The first step in the business continuity plan involved notifying all required staff globally to join immediately on a crisis conference call. A crisis manager was selected, “and within five minutes we confirmed that all designated centers were ready to accept the work transfer,” Joyce says. “The phones were then diverted and each team that was based in Cairo had a pre-defined designation for the calls to be routed to.”

Within a 20 minute-period, all the phones in the Cairo center had been diverted to other service centers using a network-based intelligent routing service, and staff in other regions were online with the Cairo customers. Customer service managers were notified that the company was in full business continuity mode and received updates on the crisis so they could gauge the impact on their customers.

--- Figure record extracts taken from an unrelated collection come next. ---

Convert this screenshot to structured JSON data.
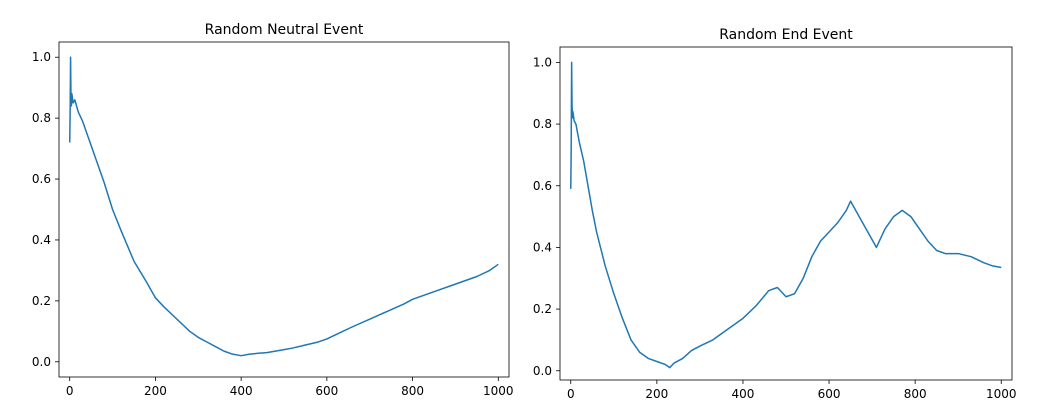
{
  "chart_data": [
    {
      "type": "line",
      "title": "Random Neutral Event",
      "xlabel": "",
      "ylabel": "",
      "xlim": [
        -25,
        1025
      ],
      "ylim": [
        -0.05,
        1.05
      ],
      "xticks": [
        0,
        200,
        400,
        600,
        800,
        1000
      ],
      "yticks": [
        0.0,
        0.2,
        0.4,
        0.6,
        0.8,
        1.0
      ],
      "xtick_labels": [
        "0",
        "200",
        "400",
        "600",
        "800",
        "1000"
      ],
      "ytick_labels": [
        "0.0",
        "0.2",
        "0.4",
        "0.6",
        "0.8",
        "1.0"
      ],
      "grid": false,
      "color": "#1f77b4",
      "series": [
        {
          "x": [
            0,
            1,
            2,
            3,
            4,
            5,
            8,
            12,
            20,
            30,
            40,
            50,
            60,
            80,
            100,
            120,
            150,
            180,
            200,
            220,
            250,
            280,
            300,
            320,
            340,
            360,
            380,
            400,
            420,
            440,
            460,
            480,
            500,
            520,
            550,
            580,
            600,
            630,
            660,
            700,
            740,
            780,
            800,
            850,
            900,
            950,
            980,
            1000
          ],
          "y": [
            0.72,
            0.82,
            1.0,
            0.86,
            0.84,
            0.88,
            0.85,
            0.86,
            0.82,
            0.79,
            0.75,
            0.71,
            0.67,
            0.59,
            0.5,
            0.43,
            0.33,
            0.26,
            0.21,
            0.18,
            0.14,
            0.1,
            0.08,
            0.065,
            0.05,
            0.035,
            0.025,
            0.02,
            0.025,
            0.028,
            0.03,
            0.035,
            0.04,
            0.045,
            0.055,
            0.065,
            0.075,
            0.095,
            0.115,
            0.14,
            0.165,
            0.19,
            0.205,
            0.23,
            0.255,
            0.28,
            0.3,
            0.32
          ]
        }
      ]
    },
    {
      "type": "line",
      "title": "Random End Event",
      "xlabel": "",
      "ylabel": "",
      "xlim": [
        -25,
        1025
      ],
      "ylim": [
        -0.03,
        1.05
      ],
      "xticks": [
        0,
        200,
        400,
        600,
        800,
        1000
      ],
      "yticks": [
        0.0,
        0.2,
        0.4,
        0.6,
        0.8,
        1.0
      ],
      "xtick_labels": [
        "0",
        "200",
        "400",
        "600",
        "800",
        "1000"
      ],
      "ytick_labels": [
        "0.0",
        "0.2",
        "0.4",
        "0.6",
        "0.8",
        "1.0"
      ],
      "grid": false,
      "color": "#1f77b4",
      "series": [
        {
          "x": [
            0,
            1,
            2,
            3,
            4,
            5,
            8,
            12,
            20,
            30,
            40,
            50,
            60,
            80,
            100,
            120,
            140,
            160,
            180,
            200,
            220,
            230,
            240,
            260,
            280,
            300,
            330,
            360,
            400,
            430,
            460,
            480,
            500,
            520,
            540,
            560,
            580,
            600,
            620,
            640,
            650,
            670,
            690,
            710,
            730,
            750,
            770,
            790,
            810,
            830,
            850,
            870,
            900,
            930,
            960,
            980,
            1000
          ],
          "y": [
            0.59,
            0.72,
            1.0,
            0.86,
            0.82,
            0.84,
            0.81,
            0.8,
            0.74,
            0.68,
            0.6,
            0.52,
            0.45,
            0.34,
            0.25,
            0.17,
            0.1,
            0.06,
            0.04,
            0.03,
            0.02,
            0.01,
            0.025,
            0.04,
            0.065,
            0.08,
            0.1,
            0.13,
            0.17,
            0.21,
            0.26,
            0.27,
            0.24,
            0.25,
            0.3,
            0.37,
            0.42,
            0.45,
            0.48,
            0.52,
            0.55,
            0.5,
            0.45,
            0.4,
            0.46,
            0.5,
            0.52,
            0.5,
            0.46,
            0.42,
            0.39,
            0.38,
            0.38,
            0.37,
            0.35,
            0.34,
            0.335
          ]
        }
      ]
    }
  ]
}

“We also introduced a SharePoint database where all communication could be stored and was updated on a real-time basis, including forums [that] received over 3,000 hits over the duration of the crisis,” Joyce says.

Orange Business Services’ business continuity plan is updated yearly and tested twice a year. “Our global networks are redundant and resilient and enable rapid call re-routing centrally,” Joyce says. Local customer support and service employees are spread out across the four major service centers in Brazil, Egypt, India and Mauritius, providing continuous customer support.

“Every product with which we go to market has multiple global support centers that can provide continuity if one center is inoperable,” Joyce says. “The product then becomes part of an overall operational process that also has a plan developed, such as change management or service operations. Then, as an overall blanket, the building and infrastructure itself will have complete infrastructure redundancy, and a crisis management procedure developed.”